Most powerful piece of advice for students beginning research or finding a new research project

(Hasan) The most powerful piece of advice I can give to someone who’s starting research is: Start by diving into the work that excites you, and don’t be afraid to explore. Read papers, follow research blogs, and try reproducing results. You’d be surprised how many interesting challenges pop up when you try to recreate what others have done. For me, this process of diving in and experimenting is key—it helps uncover hidden problems and sparks new ideas. But here’s the catch: don’t just solve a problem for the sake of solving it. Ask yourself, How important is this problem? Does it matter? Will people care about this solution? These questions will guide you toward research that’s not only novel but also impactful.

(JinYi) Know what you are interested in. You are the one who leads the project, thinks a lot, and spends the most time. So, it should be interesting to you.

Why did you choose this direction of research?

(Hasan) I was truly fascinated by the potential of generative AI, and I felt a strong need to make these technologies more accessible and affordable. I see this as a way to help more people, enabling advancements that can positively impact daily life in various fields, from healthcare to entertainment.

(JinYi) I am very interested in solving real-world problems. I believe that most of you agree that AI is very promising. However, not many people are thinking about how to deploy and use them in practice. AI is not some abstract or virtual thing. The system should exist somewhere, and you are accessing it to use. And how do we access them? Most likely through our smartphones, laptops, or desktops. So, how to connect your devices–called edge devices–with those systems is very important.

What has been a tough moment for you either in your life or throughout your career? How did you deal with it? How did it influence your future work direction?

(Hasan) Landing my dream job right after completing my bachelor’s was a huge accomplishment, but shortly after, I had to leave it to start grad school. It was tough, especially as I had to make the difficult decision between diving into a career in GenAI and furthering my academic pursuits. But looking back, I’ve realized that pursuing grad school was the best choice for my long-term goals, allowing me to make a broader impact in the field.

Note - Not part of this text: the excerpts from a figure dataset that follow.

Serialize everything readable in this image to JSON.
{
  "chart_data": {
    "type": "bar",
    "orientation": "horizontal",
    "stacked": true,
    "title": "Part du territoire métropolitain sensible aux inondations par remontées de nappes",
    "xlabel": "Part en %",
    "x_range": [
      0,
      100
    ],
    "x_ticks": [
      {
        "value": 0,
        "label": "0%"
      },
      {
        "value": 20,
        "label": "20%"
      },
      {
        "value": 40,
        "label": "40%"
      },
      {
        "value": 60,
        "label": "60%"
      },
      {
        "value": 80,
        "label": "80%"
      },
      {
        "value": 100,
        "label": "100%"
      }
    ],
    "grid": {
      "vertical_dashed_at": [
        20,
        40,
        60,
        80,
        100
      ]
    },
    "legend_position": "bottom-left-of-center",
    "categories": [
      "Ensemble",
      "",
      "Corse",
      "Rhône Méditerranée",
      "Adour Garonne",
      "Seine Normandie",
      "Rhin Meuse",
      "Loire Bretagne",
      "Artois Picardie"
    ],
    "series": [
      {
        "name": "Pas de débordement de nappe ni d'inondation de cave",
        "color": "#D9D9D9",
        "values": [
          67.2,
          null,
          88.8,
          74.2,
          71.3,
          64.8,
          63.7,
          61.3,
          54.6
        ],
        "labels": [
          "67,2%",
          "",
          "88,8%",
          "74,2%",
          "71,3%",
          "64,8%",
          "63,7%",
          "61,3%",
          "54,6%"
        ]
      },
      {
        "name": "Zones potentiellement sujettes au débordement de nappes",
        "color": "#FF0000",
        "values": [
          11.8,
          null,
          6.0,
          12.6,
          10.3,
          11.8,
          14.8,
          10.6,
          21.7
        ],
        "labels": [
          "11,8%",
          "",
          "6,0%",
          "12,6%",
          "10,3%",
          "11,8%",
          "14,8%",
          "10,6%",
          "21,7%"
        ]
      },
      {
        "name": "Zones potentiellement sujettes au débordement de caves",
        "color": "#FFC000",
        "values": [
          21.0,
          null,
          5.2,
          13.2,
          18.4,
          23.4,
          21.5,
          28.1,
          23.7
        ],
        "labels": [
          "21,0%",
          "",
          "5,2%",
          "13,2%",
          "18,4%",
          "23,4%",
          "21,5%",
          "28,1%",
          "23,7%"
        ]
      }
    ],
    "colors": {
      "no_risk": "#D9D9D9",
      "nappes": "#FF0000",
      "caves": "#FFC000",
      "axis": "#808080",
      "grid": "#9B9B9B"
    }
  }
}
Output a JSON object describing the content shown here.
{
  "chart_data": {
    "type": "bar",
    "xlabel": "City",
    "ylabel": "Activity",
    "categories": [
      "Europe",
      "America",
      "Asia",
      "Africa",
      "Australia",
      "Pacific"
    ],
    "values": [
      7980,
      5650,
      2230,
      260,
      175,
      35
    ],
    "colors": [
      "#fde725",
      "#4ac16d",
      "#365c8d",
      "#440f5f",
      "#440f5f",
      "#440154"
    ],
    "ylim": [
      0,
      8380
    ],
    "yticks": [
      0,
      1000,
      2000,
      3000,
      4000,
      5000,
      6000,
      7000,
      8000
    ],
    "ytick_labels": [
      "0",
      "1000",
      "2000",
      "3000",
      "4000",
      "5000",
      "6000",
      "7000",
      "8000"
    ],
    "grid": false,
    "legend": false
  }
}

(JinYi) Just right after starting my PhD. It was very stressful for me at that time. Although I spent a lot of time on research, there was no progress or outcome at all over one year. I thought my decision to start a PhD was wrong and didn’t know what to do. I cannot escape from thinking more and more negatively, and the situation becomes worse and worse. Honestly, there were no solutions. I am the person who is motivated by outcomes. So, I just endure and endure, struggle and struggle until I get some good news. I can say my solution was just to keep going. If I gave up there, I couldn’t be here. I couldn’t hope for my dream. I would live a totally different life then. From this experience, I believe now there are so many things that do not go as expected. However, let us just keep going forward persistently. One more thing–Good luck, all!

Thank you for sharing your knowledge with the Chameleon community!